Sharpnose sharks are smallish sharks, typically in the two to four foot range. The have the distinctive feature of two dorsal fins; one located above the pectoral rear tips, the second smaller fin is located above the anal fin. The fins may be black-edged, especially in younger fish. Their snouts are long with furrows in lips around the mouth corners. Their slender bodies are brownish to olive-gray or blue-gray on the top shading to a white underside. The teeth are triangular shaped with smooth edges and similar on both the upper and lower jaws.
Atlantic sharpnose sharks are viviparous, providing nutrition to the pups through a placental sac.

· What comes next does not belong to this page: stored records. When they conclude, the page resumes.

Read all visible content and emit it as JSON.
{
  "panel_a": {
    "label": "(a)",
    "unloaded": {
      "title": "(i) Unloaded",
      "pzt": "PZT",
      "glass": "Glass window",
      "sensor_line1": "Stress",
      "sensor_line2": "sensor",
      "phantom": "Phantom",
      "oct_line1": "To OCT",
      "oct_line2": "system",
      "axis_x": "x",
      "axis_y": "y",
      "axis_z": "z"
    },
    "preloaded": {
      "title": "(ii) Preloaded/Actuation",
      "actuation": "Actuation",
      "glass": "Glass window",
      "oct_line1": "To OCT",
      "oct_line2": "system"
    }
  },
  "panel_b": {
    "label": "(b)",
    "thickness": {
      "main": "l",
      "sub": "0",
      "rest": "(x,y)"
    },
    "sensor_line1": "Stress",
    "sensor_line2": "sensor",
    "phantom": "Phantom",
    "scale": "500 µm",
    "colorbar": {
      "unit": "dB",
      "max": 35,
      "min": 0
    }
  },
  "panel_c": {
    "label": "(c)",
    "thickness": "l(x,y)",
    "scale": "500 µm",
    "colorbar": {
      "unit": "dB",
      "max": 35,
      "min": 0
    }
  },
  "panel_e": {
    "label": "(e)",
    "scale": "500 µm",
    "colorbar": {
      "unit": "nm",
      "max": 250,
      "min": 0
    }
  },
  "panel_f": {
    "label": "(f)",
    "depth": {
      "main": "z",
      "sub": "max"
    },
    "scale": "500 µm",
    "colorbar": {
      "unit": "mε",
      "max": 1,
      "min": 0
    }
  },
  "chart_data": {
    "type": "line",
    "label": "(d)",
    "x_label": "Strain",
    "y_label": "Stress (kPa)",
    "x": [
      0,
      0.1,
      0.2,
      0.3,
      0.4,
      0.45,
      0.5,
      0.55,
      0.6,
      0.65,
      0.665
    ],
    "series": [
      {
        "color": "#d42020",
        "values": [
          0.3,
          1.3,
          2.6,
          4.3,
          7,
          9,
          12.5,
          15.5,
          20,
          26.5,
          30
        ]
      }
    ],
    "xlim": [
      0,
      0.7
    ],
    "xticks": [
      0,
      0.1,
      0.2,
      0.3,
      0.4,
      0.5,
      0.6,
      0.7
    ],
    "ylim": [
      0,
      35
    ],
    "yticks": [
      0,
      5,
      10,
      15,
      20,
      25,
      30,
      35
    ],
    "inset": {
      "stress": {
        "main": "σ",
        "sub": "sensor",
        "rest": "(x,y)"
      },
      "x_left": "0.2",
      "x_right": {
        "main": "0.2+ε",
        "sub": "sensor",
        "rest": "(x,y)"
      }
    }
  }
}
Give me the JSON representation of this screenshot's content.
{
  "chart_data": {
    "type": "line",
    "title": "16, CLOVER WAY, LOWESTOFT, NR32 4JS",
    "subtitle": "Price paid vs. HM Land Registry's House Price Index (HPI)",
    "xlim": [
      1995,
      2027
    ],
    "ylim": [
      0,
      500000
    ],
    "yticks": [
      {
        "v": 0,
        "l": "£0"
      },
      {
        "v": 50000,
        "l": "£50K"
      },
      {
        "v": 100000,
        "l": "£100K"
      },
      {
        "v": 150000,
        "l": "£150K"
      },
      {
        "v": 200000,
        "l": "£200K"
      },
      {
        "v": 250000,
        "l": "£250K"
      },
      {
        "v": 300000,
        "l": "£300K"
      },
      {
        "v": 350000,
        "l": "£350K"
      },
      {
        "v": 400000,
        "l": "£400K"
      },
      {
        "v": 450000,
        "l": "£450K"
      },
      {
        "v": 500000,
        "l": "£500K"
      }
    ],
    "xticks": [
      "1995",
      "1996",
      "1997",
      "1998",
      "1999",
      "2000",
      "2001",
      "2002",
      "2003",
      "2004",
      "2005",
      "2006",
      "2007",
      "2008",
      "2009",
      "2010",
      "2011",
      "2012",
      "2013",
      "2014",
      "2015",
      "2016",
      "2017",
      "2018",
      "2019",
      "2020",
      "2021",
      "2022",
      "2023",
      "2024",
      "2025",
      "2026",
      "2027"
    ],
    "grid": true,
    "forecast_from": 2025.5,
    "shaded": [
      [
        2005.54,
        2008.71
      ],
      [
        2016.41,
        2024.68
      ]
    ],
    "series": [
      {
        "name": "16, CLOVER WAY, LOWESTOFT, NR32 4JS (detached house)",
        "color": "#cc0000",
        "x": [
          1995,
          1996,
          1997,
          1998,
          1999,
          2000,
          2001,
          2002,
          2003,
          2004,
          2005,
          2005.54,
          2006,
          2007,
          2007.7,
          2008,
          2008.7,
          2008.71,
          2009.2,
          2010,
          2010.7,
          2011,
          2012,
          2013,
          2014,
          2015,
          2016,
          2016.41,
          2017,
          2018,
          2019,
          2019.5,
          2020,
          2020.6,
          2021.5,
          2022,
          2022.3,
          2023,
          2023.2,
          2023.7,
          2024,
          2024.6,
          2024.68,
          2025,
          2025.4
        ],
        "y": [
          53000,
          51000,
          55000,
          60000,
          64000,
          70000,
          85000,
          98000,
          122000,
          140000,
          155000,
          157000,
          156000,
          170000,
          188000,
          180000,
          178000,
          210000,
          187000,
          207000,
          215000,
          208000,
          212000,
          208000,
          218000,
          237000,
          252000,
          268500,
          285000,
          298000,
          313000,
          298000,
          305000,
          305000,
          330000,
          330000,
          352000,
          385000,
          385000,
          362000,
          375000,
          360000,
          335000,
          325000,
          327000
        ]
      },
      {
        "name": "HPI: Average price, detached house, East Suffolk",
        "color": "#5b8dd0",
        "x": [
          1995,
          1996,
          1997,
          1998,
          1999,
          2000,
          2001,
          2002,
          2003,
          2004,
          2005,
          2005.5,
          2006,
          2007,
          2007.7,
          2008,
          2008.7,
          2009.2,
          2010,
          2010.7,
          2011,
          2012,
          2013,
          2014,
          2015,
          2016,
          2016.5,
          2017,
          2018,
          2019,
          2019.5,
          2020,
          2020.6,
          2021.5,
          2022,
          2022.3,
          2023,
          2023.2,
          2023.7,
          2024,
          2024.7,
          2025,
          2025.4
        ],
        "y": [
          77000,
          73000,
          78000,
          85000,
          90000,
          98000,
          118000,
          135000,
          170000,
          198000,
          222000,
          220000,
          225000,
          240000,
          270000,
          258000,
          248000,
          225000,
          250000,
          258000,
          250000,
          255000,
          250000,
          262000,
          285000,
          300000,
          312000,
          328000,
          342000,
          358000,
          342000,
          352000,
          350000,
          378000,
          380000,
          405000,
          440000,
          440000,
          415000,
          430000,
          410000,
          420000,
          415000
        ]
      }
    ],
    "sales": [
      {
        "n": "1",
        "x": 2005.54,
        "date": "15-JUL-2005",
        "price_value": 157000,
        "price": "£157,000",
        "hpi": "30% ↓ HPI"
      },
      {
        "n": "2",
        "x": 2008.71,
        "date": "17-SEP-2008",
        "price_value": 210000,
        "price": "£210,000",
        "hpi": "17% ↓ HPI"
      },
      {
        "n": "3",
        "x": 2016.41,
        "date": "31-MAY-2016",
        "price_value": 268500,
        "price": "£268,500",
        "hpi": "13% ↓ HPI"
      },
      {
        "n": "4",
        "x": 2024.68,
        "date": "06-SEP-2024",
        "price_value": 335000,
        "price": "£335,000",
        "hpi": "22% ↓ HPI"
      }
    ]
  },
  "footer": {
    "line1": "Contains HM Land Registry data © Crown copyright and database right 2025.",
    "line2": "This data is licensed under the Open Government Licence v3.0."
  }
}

They return inshore in the spring from wintering in deeper waters to give birth after a 10-11 month gestation period. Litters run from 1 to 7 pup. They then mate during late spring and early summer. The pups grow fast, reaching maturity after 3 to 4 years. It has been reported these sharks may live up to 12 years in the wild.
The diet of the Atlantic sharpnose consists of fish, worms, shrimp, crabs, and mollusks. Fish commonly eaten include menhaden, eels, silversides, wrasses, jacks, toadfish, and filefish.
Atlantic Sharpnose Shark in Texas
Body elongate; snout moderately long and pointed; color brown to gray above, pale below, a few scattered white spots on sides; the origin of the 2nd dorsal fin is posterior to the origin on the anal fin; no interdorsal ridge; 2nd dorsal fin and caudal fin with dark edges; labial folds (in the corners of the mouth) well-developed, long; upper teeth angular, notch on outer edge, inner edge finely serrated.
This is the only shark with its dorsal fin origin behind to anal fin origin, except for the smalltail shark which has short labial furrows and strongly serrated teeth.
Gulf, enters bay occasionally to feed
Maximum Size 110 cm (3 1/2 ft), common to 70 cm (27 1/2 in)
State size/bag limits
Minimum size 24 in.; bag limit is 1 shark/day, including sharpnose, blacktips, bonnetheads, and all other allowable shark species.